While the Fitbit Surge functionality is more advanced, the square look and bigger size is akin to a dated, '80s digital watch. It's not fashionable, yet stands out more than previous Fitbits. It doesn't help that it comes in only black, with blue and tangerine "coming soon."
At its thickest point, the watch case is half an inch thick off the wrist and its strap is an inch wide. That's about 1.5 times wider than the Fitbit Charge HR band and tough to hide.
The large, rubber-coated lugs at the top and bottom of the Fitbit Surge make tucking it into a shirt sleeve an extra workout Fitbit failed to advertise.
Fitbit Surge now has a total of eight sensors crammed into its large frame, which, along with the LCD touchscreen, accounts for its expanded size.
This means it can track all sort of movements beyond a fitness gadgets' routine metrics of steps, distance traveled and calories burned.
An altimeter, for example, is here to monitor how many floors you've climb in a day. That's a stat that's not available in all Fitbits, including the popular Fitbit Flex.
GPS is a completely new sensor to the Fitbit family. It can map your runs using Google Maps while generating step-by-step graphs for elevation, pace, heart rate and calories burned.

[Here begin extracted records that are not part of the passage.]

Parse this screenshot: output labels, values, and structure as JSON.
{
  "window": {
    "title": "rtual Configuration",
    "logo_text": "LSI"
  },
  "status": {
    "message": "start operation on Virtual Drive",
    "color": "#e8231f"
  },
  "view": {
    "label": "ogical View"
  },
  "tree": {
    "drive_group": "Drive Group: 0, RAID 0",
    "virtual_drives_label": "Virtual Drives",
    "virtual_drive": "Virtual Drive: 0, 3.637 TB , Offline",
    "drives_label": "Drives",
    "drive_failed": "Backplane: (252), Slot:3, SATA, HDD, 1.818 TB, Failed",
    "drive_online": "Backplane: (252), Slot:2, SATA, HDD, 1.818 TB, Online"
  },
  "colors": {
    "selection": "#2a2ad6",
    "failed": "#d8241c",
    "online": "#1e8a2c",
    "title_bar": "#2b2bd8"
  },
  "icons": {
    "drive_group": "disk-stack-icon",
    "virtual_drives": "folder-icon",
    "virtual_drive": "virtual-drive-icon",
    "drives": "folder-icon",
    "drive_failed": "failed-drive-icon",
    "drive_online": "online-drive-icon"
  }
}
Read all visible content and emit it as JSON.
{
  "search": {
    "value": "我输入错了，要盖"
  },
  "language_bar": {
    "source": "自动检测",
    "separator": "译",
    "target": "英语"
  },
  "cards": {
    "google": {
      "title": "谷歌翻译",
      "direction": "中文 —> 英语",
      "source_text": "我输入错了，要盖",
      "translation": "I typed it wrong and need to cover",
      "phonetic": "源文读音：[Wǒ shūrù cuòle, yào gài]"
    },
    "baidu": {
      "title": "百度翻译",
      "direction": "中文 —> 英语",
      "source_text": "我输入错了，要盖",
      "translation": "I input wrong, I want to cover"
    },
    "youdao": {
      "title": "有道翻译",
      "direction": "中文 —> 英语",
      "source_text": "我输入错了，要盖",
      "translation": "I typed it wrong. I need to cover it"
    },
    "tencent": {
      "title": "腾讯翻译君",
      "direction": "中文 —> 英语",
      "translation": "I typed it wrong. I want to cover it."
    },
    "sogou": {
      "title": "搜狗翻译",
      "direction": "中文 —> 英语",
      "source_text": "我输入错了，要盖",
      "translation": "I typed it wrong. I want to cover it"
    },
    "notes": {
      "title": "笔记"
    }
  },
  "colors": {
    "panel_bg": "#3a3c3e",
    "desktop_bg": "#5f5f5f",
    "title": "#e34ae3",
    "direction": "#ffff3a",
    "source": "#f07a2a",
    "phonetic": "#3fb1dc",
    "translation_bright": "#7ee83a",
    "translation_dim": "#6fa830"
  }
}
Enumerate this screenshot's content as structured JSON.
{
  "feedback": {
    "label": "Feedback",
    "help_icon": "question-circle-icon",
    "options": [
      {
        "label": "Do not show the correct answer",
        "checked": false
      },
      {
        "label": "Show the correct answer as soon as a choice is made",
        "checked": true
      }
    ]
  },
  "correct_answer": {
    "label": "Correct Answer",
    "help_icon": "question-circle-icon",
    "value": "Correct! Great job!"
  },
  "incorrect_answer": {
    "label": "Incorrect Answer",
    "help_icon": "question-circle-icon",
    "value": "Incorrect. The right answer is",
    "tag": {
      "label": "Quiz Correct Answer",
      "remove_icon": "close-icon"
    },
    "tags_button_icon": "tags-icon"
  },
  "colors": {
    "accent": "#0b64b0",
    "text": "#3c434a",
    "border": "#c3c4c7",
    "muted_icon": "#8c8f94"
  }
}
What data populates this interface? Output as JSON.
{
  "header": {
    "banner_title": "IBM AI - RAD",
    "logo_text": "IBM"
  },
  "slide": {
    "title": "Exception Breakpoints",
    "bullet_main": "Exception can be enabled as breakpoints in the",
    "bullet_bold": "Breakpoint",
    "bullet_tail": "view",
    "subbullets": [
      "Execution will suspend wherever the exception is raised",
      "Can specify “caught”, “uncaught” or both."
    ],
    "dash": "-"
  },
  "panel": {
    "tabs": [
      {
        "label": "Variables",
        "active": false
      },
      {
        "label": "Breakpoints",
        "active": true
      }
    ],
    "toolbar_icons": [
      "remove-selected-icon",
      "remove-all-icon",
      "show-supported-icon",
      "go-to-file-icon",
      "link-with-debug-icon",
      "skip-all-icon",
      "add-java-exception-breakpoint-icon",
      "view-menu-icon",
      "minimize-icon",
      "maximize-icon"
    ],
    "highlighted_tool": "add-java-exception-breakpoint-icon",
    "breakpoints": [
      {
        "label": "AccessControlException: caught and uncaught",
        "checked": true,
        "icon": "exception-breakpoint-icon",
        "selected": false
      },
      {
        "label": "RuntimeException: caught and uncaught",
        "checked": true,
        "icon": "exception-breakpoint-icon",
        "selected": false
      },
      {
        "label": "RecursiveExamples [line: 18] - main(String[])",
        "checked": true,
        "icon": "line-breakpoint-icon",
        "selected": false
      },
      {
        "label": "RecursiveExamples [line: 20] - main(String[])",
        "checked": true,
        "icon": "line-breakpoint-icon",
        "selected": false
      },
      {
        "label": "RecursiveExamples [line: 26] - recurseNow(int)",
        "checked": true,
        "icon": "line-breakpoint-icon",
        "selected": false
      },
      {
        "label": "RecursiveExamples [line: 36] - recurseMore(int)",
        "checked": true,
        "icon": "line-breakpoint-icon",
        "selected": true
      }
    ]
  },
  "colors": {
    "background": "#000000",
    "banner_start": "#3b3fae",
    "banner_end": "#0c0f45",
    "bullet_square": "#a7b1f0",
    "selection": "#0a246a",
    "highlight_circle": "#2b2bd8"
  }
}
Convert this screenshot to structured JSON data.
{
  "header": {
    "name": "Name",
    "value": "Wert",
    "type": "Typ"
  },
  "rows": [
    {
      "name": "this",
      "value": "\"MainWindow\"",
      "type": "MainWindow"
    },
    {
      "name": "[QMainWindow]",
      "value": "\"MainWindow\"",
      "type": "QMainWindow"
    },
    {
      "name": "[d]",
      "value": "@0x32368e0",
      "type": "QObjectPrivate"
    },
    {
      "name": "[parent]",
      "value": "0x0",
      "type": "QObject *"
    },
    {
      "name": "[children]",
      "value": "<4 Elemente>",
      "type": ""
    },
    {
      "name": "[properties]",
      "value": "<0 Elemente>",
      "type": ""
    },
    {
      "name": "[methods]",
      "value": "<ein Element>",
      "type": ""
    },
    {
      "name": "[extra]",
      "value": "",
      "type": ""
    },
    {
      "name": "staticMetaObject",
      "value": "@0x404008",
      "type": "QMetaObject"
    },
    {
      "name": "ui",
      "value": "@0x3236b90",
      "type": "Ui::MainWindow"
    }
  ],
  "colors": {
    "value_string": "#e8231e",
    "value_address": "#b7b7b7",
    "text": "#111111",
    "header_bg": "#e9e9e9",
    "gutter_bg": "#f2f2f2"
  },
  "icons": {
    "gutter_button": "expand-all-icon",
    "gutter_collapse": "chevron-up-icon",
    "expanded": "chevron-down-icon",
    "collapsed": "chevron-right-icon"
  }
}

The best part is that Fitbit Surge's satellite tracking works without your phone. You can leave that at home, though this is standard feature for most running watches and now also possible with Apple Watch.
There's something motivating about reviewing your entire run laid out on a familiar overhead map and trying to best it the next time. You know you need to push it at certain landmarks.
Fitbit Surge's GPS tracking isn't the most accurate I've tested, with noticeable smoothing around corners and, at times, off-track routes that are a street and a half over.
All is not lost, however, as these GPS errors are few and far between. More often, I found Fitbit's always-inflated step counts to push me to my 1,000 steps goal faster than expected.
My higher-than-normal step count did stay consistent. That made day-to-day goal-beating just as important and at least kept me consistent with my friends and family wearing older Fitbits.
Run tracking, without or without GPS, can be initiated right from the watch, so there's no need to go to the app screen or press a secret pattern of buttons to get started.
The full list of exercise shortcuts are weights, elliptical, spinning, yoga, workout, stair climber, circuit training, bootcamp, kickboxing, tennis golf, walking and, yes, even martial arts.
A post-launch Fitbit Surge firmware update also added cycling tracking to that list. The new software will also bring Multi-Tracker Support so you can wear as many Fitbits as you want.
Needless to say, I never felt robbed of fitness tracking modes with the Fitbit Surge. The app also has a menu for food planning, but it remains cumbersome to track and is worthless.
All of the collected data syncs to the Fitbit app as well as an easier-to-study web interface, a bonus that the mobile-only Jawbone Up products don't offer.